The percentage of people believing in God is always of interest to me. What is the latest?
A recent Gallup Poll in the US showed that more than 90% believe in God, although previous surveys suggest some of these might prefer the term “universal spirit”. This is marginally lower than when surveys commenced more than 6 decades ago (92% now compared to 96% then) but perhaps the more significant figure is that the number of people professing no belief has climbed from only 1% back then to 7% now. Not surprisingly, belief is lowest (84%) among the youngest age group (18-29 years old). There were minor variations based on gender, politics, education and location.

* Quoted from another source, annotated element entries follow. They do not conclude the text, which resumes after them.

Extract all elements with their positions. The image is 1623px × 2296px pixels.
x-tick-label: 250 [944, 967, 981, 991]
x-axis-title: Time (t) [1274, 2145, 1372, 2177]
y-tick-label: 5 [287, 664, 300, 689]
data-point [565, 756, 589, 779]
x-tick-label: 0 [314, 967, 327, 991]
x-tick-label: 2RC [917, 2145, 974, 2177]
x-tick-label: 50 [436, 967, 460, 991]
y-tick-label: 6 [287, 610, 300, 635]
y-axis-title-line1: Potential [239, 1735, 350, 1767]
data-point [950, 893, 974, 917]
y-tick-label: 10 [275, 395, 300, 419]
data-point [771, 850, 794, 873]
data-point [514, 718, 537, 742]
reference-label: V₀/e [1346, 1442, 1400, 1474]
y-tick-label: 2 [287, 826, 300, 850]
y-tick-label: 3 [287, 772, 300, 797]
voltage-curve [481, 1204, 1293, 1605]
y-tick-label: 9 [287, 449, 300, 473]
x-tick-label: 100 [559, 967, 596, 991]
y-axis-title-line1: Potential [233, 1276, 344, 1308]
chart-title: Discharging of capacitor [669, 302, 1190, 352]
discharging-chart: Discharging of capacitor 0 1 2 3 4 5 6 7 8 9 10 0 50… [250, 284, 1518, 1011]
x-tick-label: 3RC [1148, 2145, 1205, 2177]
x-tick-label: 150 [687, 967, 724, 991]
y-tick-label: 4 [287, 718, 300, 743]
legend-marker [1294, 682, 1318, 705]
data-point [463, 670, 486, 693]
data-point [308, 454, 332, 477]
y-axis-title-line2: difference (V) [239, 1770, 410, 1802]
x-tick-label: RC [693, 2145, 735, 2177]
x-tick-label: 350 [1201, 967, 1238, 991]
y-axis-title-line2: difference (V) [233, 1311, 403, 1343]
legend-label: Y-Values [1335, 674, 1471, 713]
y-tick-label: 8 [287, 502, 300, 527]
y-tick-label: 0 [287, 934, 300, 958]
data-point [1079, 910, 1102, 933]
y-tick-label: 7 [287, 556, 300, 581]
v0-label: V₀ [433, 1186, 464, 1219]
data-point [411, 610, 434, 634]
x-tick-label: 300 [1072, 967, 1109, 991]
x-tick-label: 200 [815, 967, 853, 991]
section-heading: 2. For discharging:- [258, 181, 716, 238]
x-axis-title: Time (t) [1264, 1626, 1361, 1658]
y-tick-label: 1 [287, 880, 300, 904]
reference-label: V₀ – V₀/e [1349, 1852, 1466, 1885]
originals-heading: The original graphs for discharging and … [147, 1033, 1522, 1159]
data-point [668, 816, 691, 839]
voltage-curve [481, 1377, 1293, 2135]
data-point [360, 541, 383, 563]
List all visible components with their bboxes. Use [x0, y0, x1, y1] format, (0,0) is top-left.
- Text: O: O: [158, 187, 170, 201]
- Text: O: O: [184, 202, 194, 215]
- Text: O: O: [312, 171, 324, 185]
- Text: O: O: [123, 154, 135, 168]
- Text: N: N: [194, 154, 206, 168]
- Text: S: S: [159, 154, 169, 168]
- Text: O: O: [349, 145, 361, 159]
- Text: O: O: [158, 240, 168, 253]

Two surveys were conducted in Australia in 2009. These showed that about two thirds believe in God or a universal spirit, with about a quarter not believing. The percentage believing in God has dropped from almost 100% a century ago.
A 2005 study across Europe found a wide range of views. Just over half believe there is a God, but that figure jumps to almost 80% for belief in God, a spirit or a life force. Belief was highest (90-95%) in more traditional, eastern, countries such as Turkey and Romania, and lowest (16-34%) in Scandinavian and other western European counties – but again the percentages climbed (60-80%) if the broader definition was adopted. The maximum disbelief was in France (33%).
A 2011 worldwide study found similarly diverse beliefs. In summary:
- 45% worldwide “definitely” believe in God or a supreme being, with a further 6% believing in more than one god or supreme being. 17% “sometimes” believe and 13% uncertain. The percentage of unbelievers was 18%.
- Definite belief (in one or many gods) was strongest in Indonesia (97%), Turkey (93%), Brazil (90%), South Africa (88%), Mexico and India (80%) and the United States (75%). Definite belief was weakest in Japan (13%), France (20%), Sweden (21%), China (23%), Belgium (24%) and South Korea (25%). In Great Britain, 29% definitely believed and in Australia it was 38%.
- Unbelief was highest in France (39%), Sweden (37%), Belgium (36%), Great Britain (34%), Japan (33%) and Germany (31%) and lowest in Indonesia (0%) Turkey (2%), South Africa (3%), India (3%) and Brazil (3%). In Australia, 26% disbelieved.
- Large proportions of some countries were uncertain – Japan (54%), China (52%), South Korea (50%) and around 40% of most western European countries.
It seems that more people in the west believe there is supernatural spiritual being or force than we might have expected, but unbelief has grown and the number believing in one of the major religions has fallen.
The figures are somewhat diverse, sometimes even apparently contradictory. It seems that the percentages depend on the exact question asked (not surprisingly). Broadly speaking most people, even in sceptical Europe, still believe it is more likely that a God exists than that there is none. But many people are less certain of this, and less sure of whether this God is personal or more of an impersonal force.